Kiriman dibuat oleh Yenaly Fitriana 2217011024

Nama : Yenaly Fitriana
NPM : 2217011024
Kelas : KIMIA C

Setelah saya membaca jurnal ini, bahwa jurnal ini membahas tentang pentingnya nilai-nilai Pancasila, khususnya sila keempat yang menekankan pada demokrasi, dalam konteks pemilihan umum di Indonesia di mana penulis menegaskan bahwa pemilihan umum seharusnya mencerminkan partisipasi aktif warga negara dalam pemerintahan, sesuai dengan prinsip-prinsip demokrasi yang diamanatkan oleh konstitusi. Namun, dapat dikatakan pelaksanaan pemilihan umum di Indonesia masih jauh dari ideal, di mana banyak aspek yang tidak mencerminkan nilai-nilai Pancasila, seperti konflik internal partai dan ketidakpuasan terhadap hasil pemilihan.

Jurnal ini juga membahas permasalahan dalam pelaksanaan pemilihan umum dengan cara mengidentifikasi berbagai permasalahan yang muncul dalam pelaksanaan pemilihan umum, seperti kecurangan, konflik antar partai, dan tantangan bagi calon independen. Penulis menjelaskan bahwa meskipun pemilihan umum diatur oleh undang-undang, banyak ketentuan yang tidak jelas. Hal ini dapat mengakibatkan rendahnya partisipasi pemilih dan munculnya praktik-praktik politik yang tidak demokratis, seperti mahar politik dan penunjukan kepala daerah yang tidak transparan.
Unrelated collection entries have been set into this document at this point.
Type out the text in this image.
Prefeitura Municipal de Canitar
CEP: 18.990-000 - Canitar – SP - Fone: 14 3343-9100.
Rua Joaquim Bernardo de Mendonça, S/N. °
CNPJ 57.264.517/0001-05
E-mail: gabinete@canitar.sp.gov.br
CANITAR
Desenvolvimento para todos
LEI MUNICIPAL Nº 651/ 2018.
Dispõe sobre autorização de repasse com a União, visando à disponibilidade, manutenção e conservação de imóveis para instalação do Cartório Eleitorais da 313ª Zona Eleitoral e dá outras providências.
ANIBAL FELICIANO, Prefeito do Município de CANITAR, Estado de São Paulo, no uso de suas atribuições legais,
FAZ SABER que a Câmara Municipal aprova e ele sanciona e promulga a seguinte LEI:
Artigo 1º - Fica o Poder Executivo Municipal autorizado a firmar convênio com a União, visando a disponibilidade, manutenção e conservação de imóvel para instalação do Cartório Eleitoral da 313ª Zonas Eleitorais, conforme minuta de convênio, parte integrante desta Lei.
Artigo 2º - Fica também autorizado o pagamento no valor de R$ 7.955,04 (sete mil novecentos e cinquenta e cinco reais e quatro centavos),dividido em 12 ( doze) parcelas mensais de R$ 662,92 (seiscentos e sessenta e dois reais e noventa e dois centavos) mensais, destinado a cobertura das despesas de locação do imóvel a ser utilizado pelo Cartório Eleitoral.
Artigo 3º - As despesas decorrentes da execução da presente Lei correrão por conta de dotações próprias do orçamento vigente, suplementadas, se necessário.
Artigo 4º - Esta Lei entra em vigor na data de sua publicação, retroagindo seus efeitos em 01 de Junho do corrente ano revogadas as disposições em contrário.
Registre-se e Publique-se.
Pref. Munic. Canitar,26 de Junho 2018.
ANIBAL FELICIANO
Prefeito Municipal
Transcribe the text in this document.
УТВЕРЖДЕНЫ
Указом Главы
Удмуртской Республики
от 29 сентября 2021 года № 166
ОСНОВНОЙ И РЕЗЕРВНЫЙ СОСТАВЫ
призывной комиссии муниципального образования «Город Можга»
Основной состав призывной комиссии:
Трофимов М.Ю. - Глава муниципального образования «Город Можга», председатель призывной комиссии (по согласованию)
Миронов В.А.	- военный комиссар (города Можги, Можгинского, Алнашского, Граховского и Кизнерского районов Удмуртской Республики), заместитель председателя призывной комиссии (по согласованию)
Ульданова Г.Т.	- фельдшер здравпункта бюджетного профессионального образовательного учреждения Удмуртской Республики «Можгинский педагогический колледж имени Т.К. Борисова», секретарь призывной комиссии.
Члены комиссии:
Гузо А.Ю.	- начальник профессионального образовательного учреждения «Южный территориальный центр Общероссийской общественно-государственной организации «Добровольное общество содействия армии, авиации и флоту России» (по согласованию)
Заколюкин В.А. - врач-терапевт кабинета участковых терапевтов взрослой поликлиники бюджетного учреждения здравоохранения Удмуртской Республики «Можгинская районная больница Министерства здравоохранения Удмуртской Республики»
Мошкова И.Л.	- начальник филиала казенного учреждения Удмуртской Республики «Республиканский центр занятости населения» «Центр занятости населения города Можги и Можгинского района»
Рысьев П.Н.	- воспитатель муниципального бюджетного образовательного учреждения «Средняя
Oleh karena itu, penulis merekomendasikan perlunya reformasi dalam sistem pemilihan umum untuk lebih mencerminkan nilai-nilai Pancasila. Ini termasuk memperkuat peran partai politik dalam mendukung demokrasi, mengurangi syarat yang memberatkan calon independen, dan meningkatkan transparansi dalam proses pemilihan. Dengan demikian, diharapkan pemilihan umum dapat menjadi sarana yang efektif untuk mewujudkan pemerintahan yang demokratis dan berkeadilan, serta menciptakan masyarakat yang lebih adil dan makmur sesuai dengan cita-cita pancasila.
Nama : Yenaly Fitriana
NPM : 2217011024
Kelas : KIMIA C

Setelah saya membaca jurnal ini, bahwa jurnal ini membahas tantangan konsolidasi demokrasi dalam pemilu presiden 2019 di Indonesia. Meskipun Indonesia telah melaksanakan beberapa pemilu sejak era Reformasi, pemilu 2019 menunjukkan adanya masalah dalam pendalaman demokrasi. Pemilu ini diwarnai oleh polarisasi politik yang tajam antara dua kandidat, Joko Widodo dan Prabowo Subianto, yang menyebabkan ketidakpuasan publik dan kerusuhan sosial setelah pengumuman hasil pemilu. Penolakan salah satu kandidat terhadap hasil pemilu menunjukkan bahwa proses demokrasi di Indonesia masih belum sepenuhnya matang dan memerlukan perhatian lebih dalam membangun kepercayaan publik.

Terdapat tantangan dalam konsolidasi demokrasi di mana jurnal ini menyoroti bahwa konsolidasi demokrasi di Indonesia terhambat oleh beberapa faktor, termasuk politisasi identitas dan lemahnya peran partai politik. Politisasi identitas, terutama dalam konteks agama, menjadi isu penting yang mempengaruhi pemilih. Selain itu, partai politik sering kali gagal dalam proses kaderisasi dan lebih memilih untuk mencalonkan selebritis sebagai calon legislatif, yang mengurangi kualitas pemilu. Fragmentasi partai politik dan ketidakpuasan masyarakat terhadap representasi politik juga menjadi tantangan besar dalam menciptakan pemerintahan yang efektif dan responsif terhadap kebutuhan rakyat.

Sehingga, dapat diambil kesimpulan bahwa jurnal ini menyimpulkan untuk mencapai konsolidasi demokrasi yang berkualitas, diperlukan komitmen dari semua elemen masyarakat, termasuk partai politik, penyelenggara pemilu, dan masyarakat sipil. Keberhasilan pemilu tidak hanya bergantung pada prosedur yang diikuti, tetapi juga pada substansi demokrasi yang terbangun. Membangun kepercayaan publik melalui transparansi, akuntabilitas, dan partisipasi aktif masyarakat adalah kunci untuk mengurangi konflik dan meningkatkan legitimasi pemerintahan. Oleh karena itu, penting bagi semua pihak untuk bekerja sama dalam memperbaiki tata kelola pemilu dan memperkuat pilar-pilar demokrasi di Indonesia.